Desakan itu disampaikan menyusul penyegelan dan penghentian aktivitas pertambangan PT BBDM oleh Bareskrim Polri. Menurut Ketua HAMI Sultra Jakarta, Irsan Aprianto Ridham, langkah tersebut seharusnya menjadi bukti hadirnya negara dalam menegakkan hukum dan melindungi sumber daya alam.
Namun demikian, HAMI mengaku masih menerima berbagai informasi terkait dugaan aktivitas pertambangan yang disebut masih berlangsung di wilayah konsesi perusahaan meski lokasi telah disegel.
“Publik masih mempertanyakan mengapa berbagai dugaan aktivitas pertambangan di wilayah konsesi PT BBDM disebut-sebut masih terus berlangsung,” kata Irsan, Senin (1/6/2026).
Irsan menyebut beredar informasi mengenai dugaan adanya bukaan lahan baru, tumpukan ore nikel, keberadaan alat berat di dalam kawasan konsesi, hingga dugaan aktivitas pengangkutan material menuju jetty.
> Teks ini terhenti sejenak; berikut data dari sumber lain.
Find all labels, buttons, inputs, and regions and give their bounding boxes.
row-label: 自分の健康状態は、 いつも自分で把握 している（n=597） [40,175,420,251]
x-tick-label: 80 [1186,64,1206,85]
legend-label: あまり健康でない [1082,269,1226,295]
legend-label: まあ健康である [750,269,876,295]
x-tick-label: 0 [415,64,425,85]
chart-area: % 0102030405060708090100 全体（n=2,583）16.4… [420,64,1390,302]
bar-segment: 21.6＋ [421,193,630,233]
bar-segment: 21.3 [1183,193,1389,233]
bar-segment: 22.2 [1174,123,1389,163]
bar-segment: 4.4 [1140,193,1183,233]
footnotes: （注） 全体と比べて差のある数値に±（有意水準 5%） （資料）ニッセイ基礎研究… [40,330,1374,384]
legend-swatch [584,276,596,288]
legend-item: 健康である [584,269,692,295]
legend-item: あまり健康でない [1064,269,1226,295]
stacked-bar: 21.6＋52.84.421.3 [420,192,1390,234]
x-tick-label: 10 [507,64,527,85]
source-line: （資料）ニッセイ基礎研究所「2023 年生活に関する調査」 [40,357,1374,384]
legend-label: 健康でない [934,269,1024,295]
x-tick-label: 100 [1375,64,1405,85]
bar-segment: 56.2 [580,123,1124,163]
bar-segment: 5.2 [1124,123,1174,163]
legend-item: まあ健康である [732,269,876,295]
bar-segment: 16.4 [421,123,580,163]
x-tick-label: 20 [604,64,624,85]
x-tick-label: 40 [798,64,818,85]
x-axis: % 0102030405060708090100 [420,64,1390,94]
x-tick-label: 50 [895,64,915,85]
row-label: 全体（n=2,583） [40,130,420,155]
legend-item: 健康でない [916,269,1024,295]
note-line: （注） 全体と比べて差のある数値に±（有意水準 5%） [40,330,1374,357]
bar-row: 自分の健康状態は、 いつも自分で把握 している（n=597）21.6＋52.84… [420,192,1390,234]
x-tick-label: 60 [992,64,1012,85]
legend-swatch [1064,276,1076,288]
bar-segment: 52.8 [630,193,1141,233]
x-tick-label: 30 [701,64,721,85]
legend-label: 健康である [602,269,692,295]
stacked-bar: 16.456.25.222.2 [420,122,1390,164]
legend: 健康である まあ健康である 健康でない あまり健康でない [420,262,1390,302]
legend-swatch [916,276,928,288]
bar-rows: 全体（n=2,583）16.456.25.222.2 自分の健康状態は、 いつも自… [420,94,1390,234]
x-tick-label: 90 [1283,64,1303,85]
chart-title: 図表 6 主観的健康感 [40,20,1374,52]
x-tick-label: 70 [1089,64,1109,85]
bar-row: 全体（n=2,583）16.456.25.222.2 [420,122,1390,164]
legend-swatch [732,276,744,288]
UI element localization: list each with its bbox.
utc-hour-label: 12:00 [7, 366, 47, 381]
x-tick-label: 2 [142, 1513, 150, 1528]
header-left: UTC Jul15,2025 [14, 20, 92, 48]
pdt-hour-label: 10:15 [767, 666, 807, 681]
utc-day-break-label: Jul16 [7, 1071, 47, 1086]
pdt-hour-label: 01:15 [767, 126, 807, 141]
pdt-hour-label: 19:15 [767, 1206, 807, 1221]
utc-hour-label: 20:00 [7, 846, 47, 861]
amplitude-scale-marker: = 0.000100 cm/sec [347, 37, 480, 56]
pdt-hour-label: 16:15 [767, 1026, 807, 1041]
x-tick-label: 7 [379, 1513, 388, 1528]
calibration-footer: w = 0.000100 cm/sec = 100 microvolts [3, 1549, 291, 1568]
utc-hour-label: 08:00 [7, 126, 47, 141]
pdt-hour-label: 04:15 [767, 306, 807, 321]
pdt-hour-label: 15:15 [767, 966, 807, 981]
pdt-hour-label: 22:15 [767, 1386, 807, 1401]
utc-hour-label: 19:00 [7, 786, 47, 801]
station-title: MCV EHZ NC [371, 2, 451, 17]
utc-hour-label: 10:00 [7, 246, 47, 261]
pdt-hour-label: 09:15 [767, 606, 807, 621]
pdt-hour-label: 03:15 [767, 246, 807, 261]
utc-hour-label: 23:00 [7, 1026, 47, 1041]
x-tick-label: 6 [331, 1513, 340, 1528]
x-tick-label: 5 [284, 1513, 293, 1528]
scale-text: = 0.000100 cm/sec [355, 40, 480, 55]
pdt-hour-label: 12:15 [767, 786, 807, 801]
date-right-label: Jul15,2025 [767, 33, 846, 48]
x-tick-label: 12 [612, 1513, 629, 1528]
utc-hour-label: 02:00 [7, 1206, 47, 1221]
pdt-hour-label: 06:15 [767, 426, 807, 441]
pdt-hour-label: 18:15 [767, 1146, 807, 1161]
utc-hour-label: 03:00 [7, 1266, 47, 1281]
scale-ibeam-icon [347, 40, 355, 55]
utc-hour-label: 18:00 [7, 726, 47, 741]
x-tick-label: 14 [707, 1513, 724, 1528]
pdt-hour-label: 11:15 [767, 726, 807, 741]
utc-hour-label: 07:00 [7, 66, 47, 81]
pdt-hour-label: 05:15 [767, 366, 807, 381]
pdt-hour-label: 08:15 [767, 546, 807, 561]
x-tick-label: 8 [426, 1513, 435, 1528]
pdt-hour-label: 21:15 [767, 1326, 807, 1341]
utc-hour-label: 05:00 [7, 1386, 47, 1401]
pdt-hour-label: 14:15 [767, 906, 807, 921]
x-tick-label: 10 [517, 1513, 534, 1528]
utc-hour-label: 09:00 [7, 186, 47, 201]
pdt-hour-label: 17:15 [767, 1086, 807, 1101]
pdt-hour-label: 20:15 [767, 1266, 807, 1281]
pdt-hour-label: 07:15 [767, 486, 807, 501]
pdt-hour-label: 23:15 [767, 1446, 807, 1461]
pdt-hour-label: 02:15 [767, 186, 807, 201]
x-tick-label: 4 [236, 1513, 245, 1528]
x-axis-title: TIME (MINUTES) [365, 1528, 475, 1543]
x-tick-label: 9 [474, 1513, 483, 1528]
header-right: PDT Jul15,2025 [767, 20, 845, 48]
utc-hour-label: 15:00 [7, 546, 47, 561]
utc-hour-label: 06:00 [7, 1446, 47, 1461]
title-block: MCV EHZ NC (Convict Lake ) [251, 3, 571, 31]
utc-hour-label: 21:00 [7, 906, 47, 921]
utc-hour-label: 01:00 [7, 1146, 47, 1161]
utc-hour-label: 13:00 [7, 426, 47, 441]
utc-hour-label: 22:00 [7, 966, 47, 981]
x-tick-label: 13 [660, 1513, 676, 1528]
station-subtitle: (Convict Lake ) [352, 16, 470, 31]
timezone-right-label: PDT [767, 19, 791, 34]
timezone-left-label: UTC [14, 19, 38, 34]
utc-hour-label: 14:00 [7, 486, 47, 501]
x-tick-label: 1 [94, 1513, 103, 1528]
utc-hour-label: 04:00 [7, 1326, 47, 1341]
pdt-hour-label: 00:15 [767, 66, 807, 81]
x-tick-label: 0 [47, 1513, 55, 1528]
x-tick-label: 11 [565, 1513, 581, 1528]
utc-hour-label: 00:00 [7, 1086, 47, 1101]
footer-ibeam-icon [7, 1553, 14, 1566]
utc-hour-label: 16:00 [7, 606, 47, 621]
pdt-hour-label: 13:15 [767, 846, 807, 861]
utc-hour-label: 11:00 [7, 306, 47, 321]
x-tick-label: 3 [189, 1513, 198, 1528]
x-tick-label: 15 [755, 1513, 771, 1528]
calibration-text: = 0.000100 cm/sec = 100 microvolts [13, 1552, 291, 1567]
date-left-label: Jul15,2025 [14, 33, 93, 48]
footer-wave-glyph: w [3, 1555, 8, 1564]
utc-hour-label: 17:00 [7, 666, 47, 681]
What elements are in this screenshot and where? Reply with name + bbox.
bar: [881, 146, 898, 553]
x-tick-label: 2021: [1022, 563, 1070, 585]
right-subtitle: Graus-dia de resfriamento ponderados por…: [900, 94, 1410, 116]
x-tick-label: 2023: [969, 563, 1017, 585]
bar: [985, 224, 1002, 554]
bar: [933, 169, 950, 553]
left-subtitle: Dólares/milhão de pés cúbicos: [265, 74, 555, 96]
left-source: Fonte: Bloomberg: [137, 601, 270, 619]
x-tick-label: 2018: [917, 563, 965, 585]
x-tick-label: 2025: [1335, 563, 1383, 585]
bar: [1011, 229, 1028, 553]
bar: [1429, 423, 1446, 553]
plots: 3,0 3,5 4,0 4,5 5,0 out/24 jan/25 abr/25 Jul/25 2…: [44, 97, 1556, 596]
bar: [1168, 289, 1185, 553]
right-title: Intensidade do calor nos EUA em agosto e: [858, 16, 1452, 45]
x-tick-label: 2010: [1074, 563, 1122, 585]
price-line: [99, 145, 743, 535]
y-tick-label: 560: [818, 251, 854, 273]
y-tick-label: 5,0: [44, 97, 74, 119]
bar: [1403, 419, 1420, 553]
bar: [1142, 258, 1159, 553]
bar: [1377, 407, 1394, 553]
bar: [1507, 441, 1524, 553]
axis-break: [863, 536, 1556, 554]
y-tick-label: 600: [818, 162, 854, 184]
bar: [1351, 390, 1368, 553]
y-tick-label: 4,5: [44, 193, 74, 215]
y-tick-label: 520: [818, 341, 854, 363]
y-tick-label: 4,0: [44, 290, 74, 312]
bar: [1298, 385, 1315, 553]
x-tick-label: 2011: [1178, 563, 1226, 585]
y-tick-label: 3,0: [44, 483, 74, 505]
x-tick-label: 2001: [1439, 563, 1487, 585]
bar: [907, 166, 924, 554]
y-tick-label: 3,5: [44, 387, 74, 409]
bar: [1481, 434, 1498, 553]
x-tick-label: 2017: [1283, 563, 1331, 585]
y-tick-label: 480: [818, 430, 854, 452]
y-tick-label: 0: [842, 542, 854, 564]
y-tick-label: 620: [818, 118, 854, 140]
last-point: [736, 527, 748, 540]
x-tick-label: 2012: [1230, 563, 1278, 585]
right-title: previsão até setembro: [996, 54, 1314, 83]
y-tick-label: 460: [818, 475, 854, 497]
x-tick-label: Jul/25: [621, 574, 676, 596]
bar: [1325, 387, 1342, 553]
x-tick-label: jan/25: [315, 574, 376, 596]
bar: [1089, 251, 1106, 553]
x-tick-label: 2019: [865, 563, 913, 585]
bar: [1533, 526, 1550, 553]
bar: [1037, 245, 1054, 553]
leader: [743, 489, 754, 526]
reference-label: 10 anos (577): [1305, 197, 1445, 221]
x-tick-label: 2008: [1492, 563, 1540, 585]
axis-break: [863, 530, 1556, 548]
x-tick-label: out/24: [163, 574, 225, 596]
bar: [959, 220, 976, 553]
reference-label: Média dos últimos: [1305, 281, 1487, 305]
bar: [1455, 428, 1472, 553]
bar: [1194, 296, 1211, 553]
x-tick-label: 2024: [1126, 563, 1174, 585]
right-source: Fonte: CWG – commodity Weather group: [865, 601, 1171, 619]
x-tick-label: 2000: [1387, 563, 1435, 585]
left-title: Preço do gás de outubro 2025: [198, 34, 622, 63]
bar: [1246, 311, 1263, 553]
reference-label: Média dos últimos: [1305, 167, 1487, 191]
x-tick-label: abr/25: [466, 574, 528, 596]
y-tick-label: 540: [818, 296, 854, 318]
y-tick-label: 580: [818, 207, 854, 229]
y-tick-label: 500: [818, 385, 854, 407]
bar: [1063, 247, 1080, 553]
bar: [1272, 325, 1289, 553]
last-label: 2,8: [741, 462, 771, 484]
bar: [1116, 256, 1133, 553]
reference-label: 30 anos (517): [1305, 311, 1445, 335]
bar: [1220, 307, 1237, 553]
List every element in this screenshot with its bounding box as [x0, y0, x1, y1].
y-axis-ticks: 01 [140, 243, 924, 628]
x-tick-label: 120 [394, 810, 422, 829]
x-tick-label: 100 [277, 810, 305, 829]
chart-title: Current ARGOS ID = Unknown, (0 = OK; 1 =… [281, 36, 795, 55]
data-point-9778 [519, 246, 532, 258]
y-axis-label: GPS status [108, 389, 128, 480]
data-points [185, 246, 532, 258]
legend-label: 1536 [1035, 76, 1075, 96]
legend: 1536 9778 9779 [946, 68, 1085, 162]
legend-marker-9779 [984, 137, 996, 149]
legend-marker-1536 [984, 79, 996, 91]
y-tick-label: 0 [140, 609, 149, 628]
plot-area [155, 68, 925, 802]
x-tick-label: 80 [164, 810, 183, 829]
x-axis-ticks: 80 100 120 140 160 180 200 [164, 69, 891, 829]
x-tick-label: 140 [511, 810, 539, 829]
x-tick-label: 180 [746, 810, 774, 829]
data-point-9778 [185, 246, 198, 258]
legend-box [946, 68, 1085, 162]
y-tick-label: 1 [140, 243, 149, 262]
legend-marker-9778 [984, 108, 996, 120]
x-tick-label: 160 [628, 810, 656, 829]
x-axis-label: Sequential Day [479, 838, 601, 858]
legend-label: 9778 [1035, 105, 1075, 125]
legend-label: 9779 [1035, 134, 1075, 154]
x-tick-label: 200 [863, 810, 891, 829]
Menurut mereka, apabila informasi tersebut benar, maka kondisi itu perlu menjadi perhatian serius aparat penegak hukum.
“Jika dugaan tersebut benar adanya, maka hal ini merupakan persoalan serius yang harus segera dijawab oleh aparat penegak hukum,” ujarnya.
Selain itu, HAMI juga meminta aparat mendalami peran Direktur Utama PT BBDM, Yory Yusran, terkait seluruh aktivitas yang terjadi di wilayah operasional perusahaan.
Mereka menilai sebagai pimpinan tertinggi perusahaan, Yory Yusran perlu dimintai keterangan dan pertanggungjawaban dalam proses hukum yang sedang berjalan.
“Atas dasar itu, HAMI Sultra Jakarta mendesak Mabes Polri dan Kejaksaan Agung RI untuk segera memanggil, memeriksa, dan mendalami peran Direktur Utama PT BBDM dalam seluruh dugaan pelanggaran hukum yang terjadi,” katanya.
HAMI juga meminta aparat tidak berhenti pada langkah penyegelan lokasi tambang semata. Mereka mendorong pengusutan menyeluruh terhadap dugaan kejahatan pertambangan, dugaan pelanggaran lingkungan hidup, dugaan penggunaan dokumen bermasalah, serta pihak-pihak yang diduga terlibat.
Dalam pernyataannya, HAMI menyampaikan empat tuntutan utama, yakni memeriksa Direktur Utama PT BBDM, mengungkap aktor di balik dugaan kejahatan pertambangan, memproses hukum pihak yang terbukti bersalah, serta menyelamatkan sumber daya alam Buton dari dugaan praktik pertambangan ilegal.
Hingga berita ini ditulis, pihak PT BBDM maupun Yory Yusran belum memberikan keterangan resmi terkait tuntutan dan pernyataan yang disampaikan HAMI Sultra Jakarta.